Her phone had vibrated and she’d smiled at the text message Monte had sent her. He wanted to see her tonight
 
—so she hadn’t destroyed their budding relationship with her hesitation.

She was moving on.

Which meant that maybe she could look back, see things without the pinch of heartbreak. See how she must have hurt Casper when she pushed him away
 
—even before last week. As if he were somehow to blame for the fact that her heart so easily fell into his arms.

Casper couldn’t help it that he could turn a girl to honey with his smile, the way his hair curled out from under his hat. He had an easy, let’s-be-friends aura that she dearly missed, a laugh that could chase away the darkness that always seemed to threaten her.

She’d cut him off from her the way she might knock the snow from her boots, fast and hard, and now she rose above her shadowed pain to see the scars she’d left on him.

He’d run to Central America to flee her, returned with his heart plucked from his chest, and the gesture, the intensity of it, terrified her.

She simply didn’t deserve that kind of devotion. But now that they were both moving on, maybe they could find a balance. Friendship. Something new and fresh. Safe.

So she’d closed Aggie’s diary and gotten up, intending to simply sidle next to him, to apologize for her coldness earlier. But he headed to the printer, grabbing something out of it, dropping a quarter into the cup.

Then he turned.

And for a second, Raina rued her own impulsiveness. Trapped. Right there, in the middle of the co-op deli, surrounded by patrons eating their lunches, she was about to open her mouth and
what
 
—apologize for dismantling his life? For hurting his family, even if they didn’t know it? Would never know it?

Casper stared at her, his eyes widening, the papers he’d printed held like a shield to protect him.

She came up with the only words she could muster. “Hey, Casper.”

“Hey,” he said. His flummoxed expression might have been cute
 
—except for the flash of hurt that rose for a split second, only to die behind a mask of nonchalance.

She didn’t want to consider that his hurt might still burn.

“What are you doing here?”

She gestured to her table. “I’m on lunch break from the shop, and . . . What are you researching? I saw the page open
 
—”

He showed her the picture he’d printed. “Actually, I’m following up on that story I told you about
 
—Duncan Rothe. We found a wedding dress in the boxes donated to the historical society, and it had the initials C. A. F. on it. So I went to the courthouse today and tried to track down the bride. I think I found her. Clara Augusta Franklin. But the article says she died in a fire in Chicago with her father, so I seemed to have run into a dead end . . .”

“Or not.”

He frowned. “What are you talking about?”

“You have that funny tone to your voice. When you’re trying to convince yourself that something is true, but you know deep down it’s not. Like when you were trying to tell yourself that you should probably just quit the race last summer, when you knew perfectly well that we could win.”

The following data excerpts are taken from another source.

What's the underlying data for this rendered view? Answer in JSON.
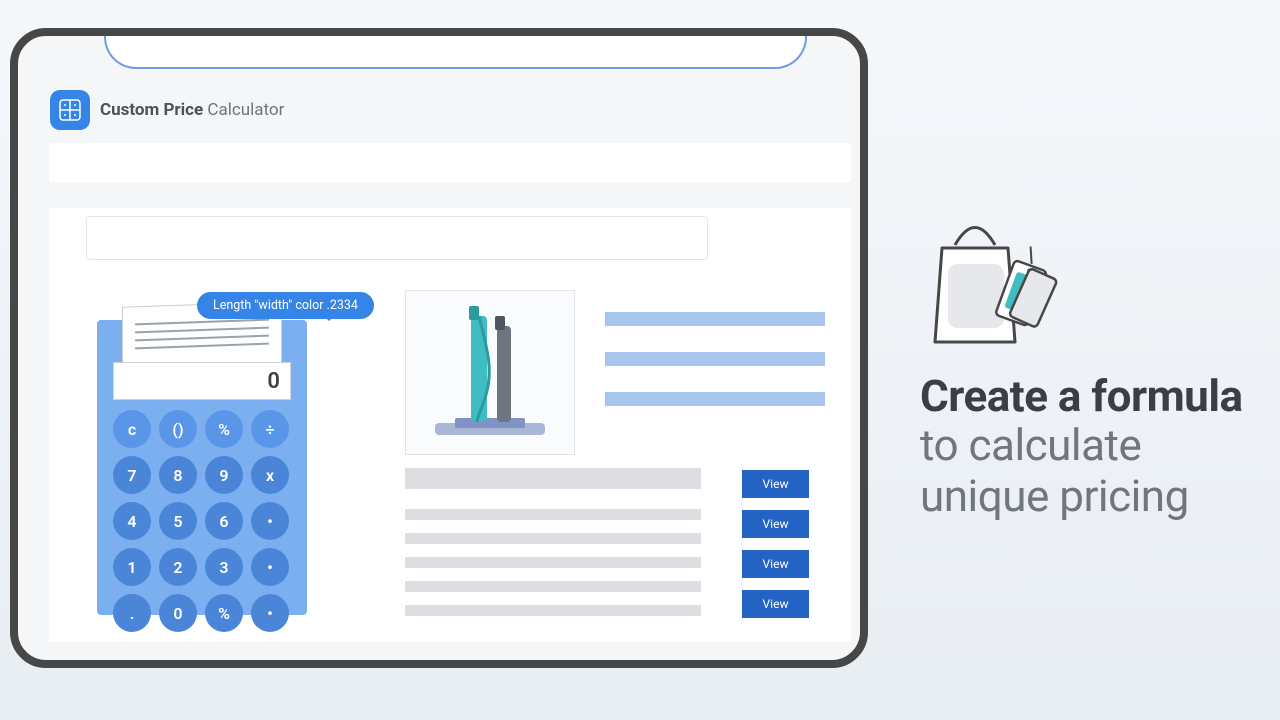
{
  "header": {
    "title_bold": "Custom Price",
    "title_light": " Calculator"
  },
  "calculator": {
    "tooltip": "Length \"width\" color .2334",
    "display": "0",
    "keys": [
      {
        "label": "c",
        "style": "k1"
      },
      {
        "label": "()",
        "style": "k1"
      },
      {
        "label": "%",
        "style": "k1"
      },
      {
        "label": "÷",
        "style": "k1"
      },
      {
        "label": "7",
        "style": "k2"
      },
      {
        "label": "8",
        "style": "k2"
      },
      {
        "label": "9",
        "style": "k2"
      },
      {
        "label": "x",
        "style": "k2"
      },
      {
        "label": "4",
        "style": "k2"
      },
      {
        "label": "5",
        "style": "k2"
      },
      {
        "label": "6",
        "style": "k2"
      },
      {
        "label": "•",
        "style": "k2"
      },
      {
        "label": "1",
        "style": "k2"
      },
      {
        "label": "2",
        "style": "k2"
      },
      {
        "label": "3",
        "style": "k2"
      },
      {
        "label": "•",
        "style": "k2"
      },
      {
        "label": ".",
        "style": "k2"
      },
      {
        "label": "0",
        "style": "k2"
      },
      {
        "label": "%",
        "style": "k2"
      },
      {
        "label": "•",
        "style": "k2"
      }
    ]
  },
  "list": {
    "button_label": "View",
    "count": 4
  },
  "promo": {
    "headline": "Create a formula",
    "subline1": "to calculate",
    "subline2": "unique pricing"
  }
}
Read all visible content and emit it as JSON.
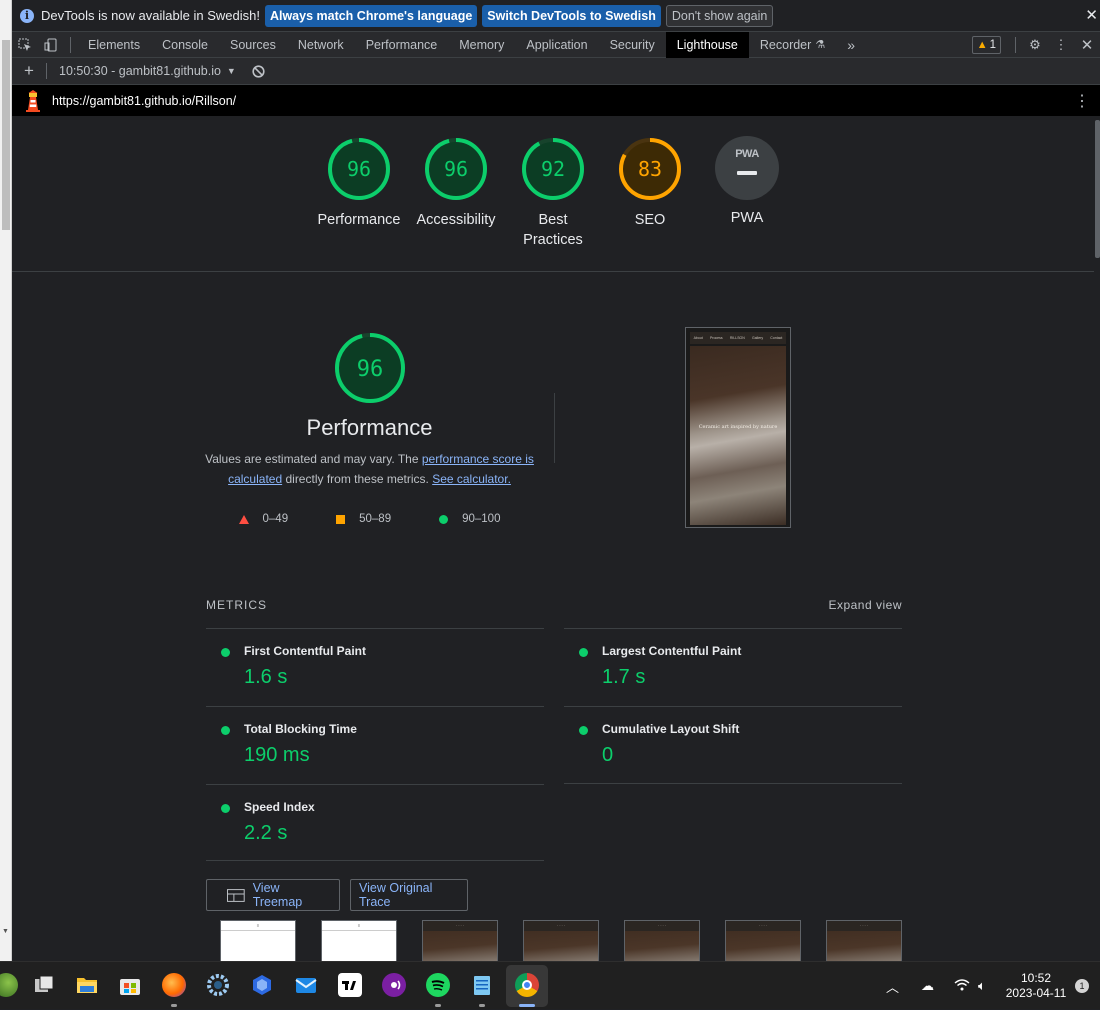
{
  "infobar": {
    "message": "DevTools is now available in Swedish!",
    "btn_match": "Always match Chrome's language",
    "btn_switch": "Switch DevTools to Swedish",
    "btn_dismiss": "Don't show again"
  },
  "tabs": [
    "Elements",
    "Console",
    "Sources",
    "Network",
    "Performance",
    "Memory",
    "Application",
    "Security",
    "Lighthouse",
    "Recorder"
  ],
  "active_tab": "Lighthouse",
  "warning_count": "1",
  "report_selector": "10:50:30 - gambit81.github.io",
  "url": "https://gambit81.github.io/Rillson/",
  "gauges": [
    {
      "score": 96,
      "label": "Performance",
      "color": "#0cce6b"
    },
    {
      "score": 96,
      "label": "Accessibility",
      "color": "#0cce6b"
    },
    {
      "score": 92,
      "label": "Best Practices",
      "color": "#0cce6b"
    },
    {
      "score": 83,
      "label": "SEO",
      "color": "#ffa400"
    }
  ],
  "pwa": {
    "badge": "PWA",
    "label": "PWA"
  },
  "performance": {
    "score": "96",
    "title": "Performance",
    "desc_1": "Values are estimated and may vary. The ",
    "link_1": "performance score is calculated",
    "desc_2": " directly from these metrics. ",
    "link_2": "See calculator.",
    "legend": {
      "fail": "0–49",
      "average": "50–89",
      "pass": "90–100"
    }
  },
  "screenshot": {
    "nav": [
      "About",
      "Process",
      "RILLSON",
      "Gallery",
      "Contact"
    ],
    "headline": "Ceramic art inspired by nature"
  },
  "metrics": {
    "heading": "METRICS",
    "expand": "Expand view",
    "items": [
      {
        "name": "First Contentful Paint",
        "value": "1.6 s"
      },
      {
        "name": "Largest Contentful Paint",
        "value": "1.7 s"
      },
      {
        "name": "Total Blocking Time",
        "value": "190 ms"
      },
      {
        "name": "Cumulative Layout Shift",
        "value": "0"
      },
      {
        "name": "Speed Index",
        "value": "2.2 s"
      }
    ]
  },
  "buttons": {
    "treemap": "View Treemap",
    "trace": "View Original Trace"
  },
  "taskbar": {
    "time": "10:52",
    "date": "2023-04-11",
    "notifications": "1"
  },
  "colors": {
    "pass": "#0cce6b",
    "average": "#ffa400",
    "fail": "#ff4e42",
    "link": "#8ab4f8"
  }
}
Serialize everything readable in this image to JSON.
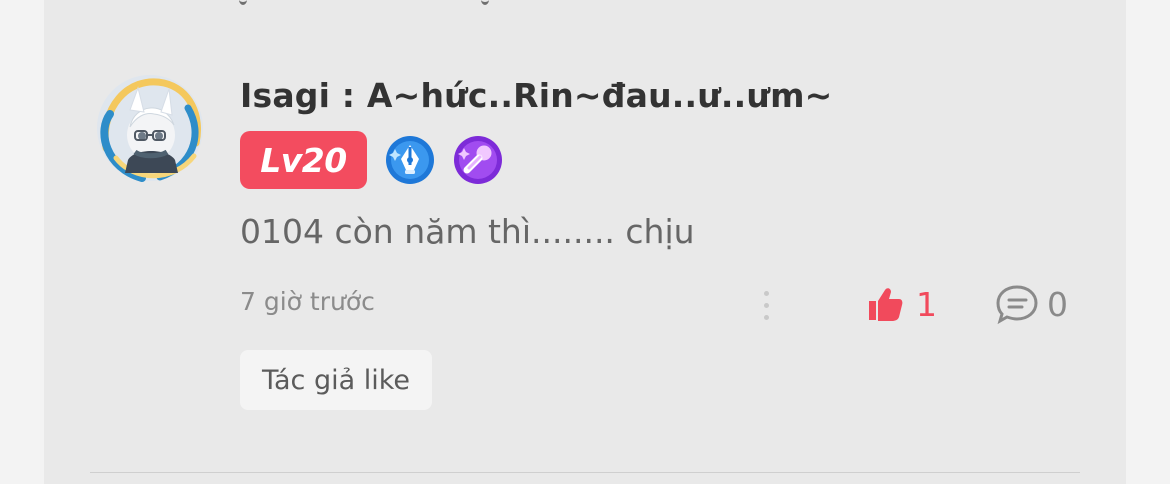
{
  "comment_card": {
    "username": "Isagi : A~hức..Rin~đau..ư..ưm~",
    "avatar_icon": "anime-avatar-icon",
    "level": "Lv20",
    "badges": [
      "pen-badge-icon",
      "microphone-badge-icon"
    ],
    "text": "0104 còn năm thì........ chịu",
    "time": "7 giờ trước",
    "more_icon": "more-vertical-icon",
    "likes": "1",
    "replies": "0",
    "author_like_label": "Tác giả like",
    "colors": {
      "accent": "#f34c5f",
      "pen_badge": "#1e78d8",
      "mic_badge": "#7d2bd8"
    }
  }
}
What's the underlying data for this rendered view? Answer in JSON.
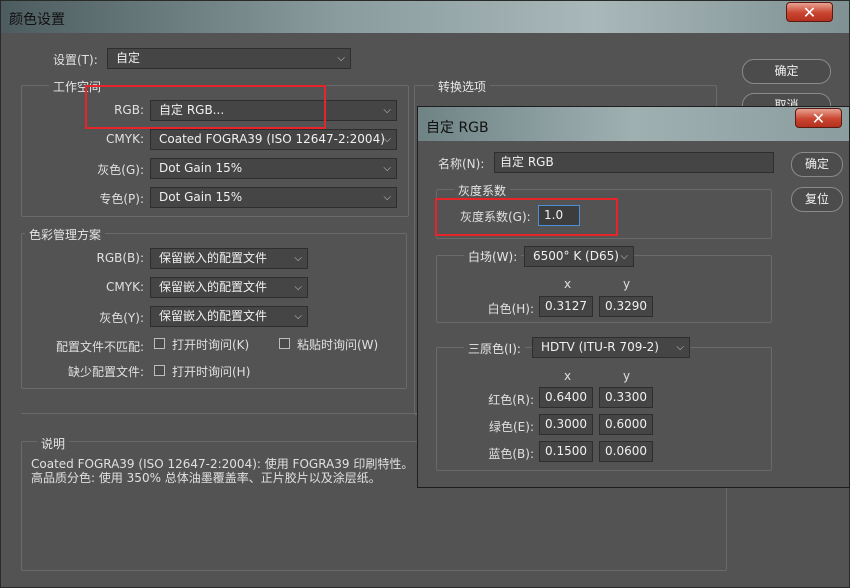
{
  "main": {
    "title": "颜色设置",
    "settings": {
      "label": "设置(T):",
      "value": "自定"
    },
    "workspace": {
      "title": "工作空间",
      "rgb_label": "RGB:",
      "rgb_value": "自定 RGB...",
      "cmyk_label": "CMYK:",
      "cmyk_value": "Coated FOGRA39 (ISO 12647-2:2004)",
      "gray_label": "灰色(G):",
      "gray_value": "Dot Gain 15%",
      "spot_label": "专色(P):",
      "spot_value": "Dot Gain 15%"
    },
    "policies": {
      "title": "色彩管理方案",
      "rgb_label": "RGB(B):",
      "rgb_value": "保留嵌入的配置文件",
      "cmyk_label": "CMYK:",
      "cmyk_value": "保留嵌入的配置文件",
      "gray_label": "灰色(Y):",
      "gray_value": "保留嵌入的配置文件",
      "mismatch_label": "配置文件不匹配:",
      "mismatch_open": "打开时询问(K)",
      "mismatch_paste": "粘贴时询问(W)",
      "missing_label": "缺少配置文件:",
      "missing_open": "打开时询问(H)"
    },
    "conversion": {
      "title": "转换选项"
    },
    "description": {
      "title": "说明",
      "line1": "Coated FOGRA39 (ISO 12647-2:2004): 使用 FOGRA39 印刷特性。 该",
      "line2": "高品质分色: 使用 350% 总体油墨覆盖率、正片胶片以及涂层纸。"
    },
    "buttons": {
      "ok": "确定",
      "cancel": "取消"
    }
  },
  "custom_rgb": {
    "title": "自定 RGB",
    "name_label": "名称(N):",
    "name_value": "自定 RGB",
    "ok": "确定",
    "reset": "复位",
    "gamma": {
      "title": "灰度系数",
      "label": "灰度系数(G):",
      "value": "1.0"
    },
    "white": {
      "label": "白场(W):",
      "value": "6500° K (D65)",
      "x_header": "x",
      "y_header": "y",
      "row_label": "白色(H):",
      "x": "0.3127",
      "y": "0.3290"
    },
    "primaries": {
      "label": "三原色(I):",
      "value": "HDTV (ITU-R 709-2)",
      "x_header": "x",
      "y_header": "y",
      "rows": [
        {
          "label": "红色(R):",
          "x": "0.6400",
          "y": "0.3300"
        },
        {
          "label": "绿色(E):",
          "x": "0.3000",
          "y": "0.6000"
        },
        {
          "label": "蓝色(B):",
          "x": "0.1500",
          "y": "0.0600"
        }
      ]
    }
  }
}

He gave her a slow smile, letting it slide over his face as if he’d pulled up the memory, found it pleasing.

“Okay, yeah.” He gestured to the computer. “According to the
article, Clara Augusta Franklin died in the fire in Chicago. But what if she didn’t? What if she got out and ran away with Duncan Rothe? What if she and Duncan did get married at Naniboujou?”

“Did you say Naniboujou?”

“It’s a resort
 
—built in the 1920s, about fifteen miles northeast of here.”

“Stay right here.” She went back to her table and grabbed her tray, piling the book on it. Returned to the counter and slid onto a stool.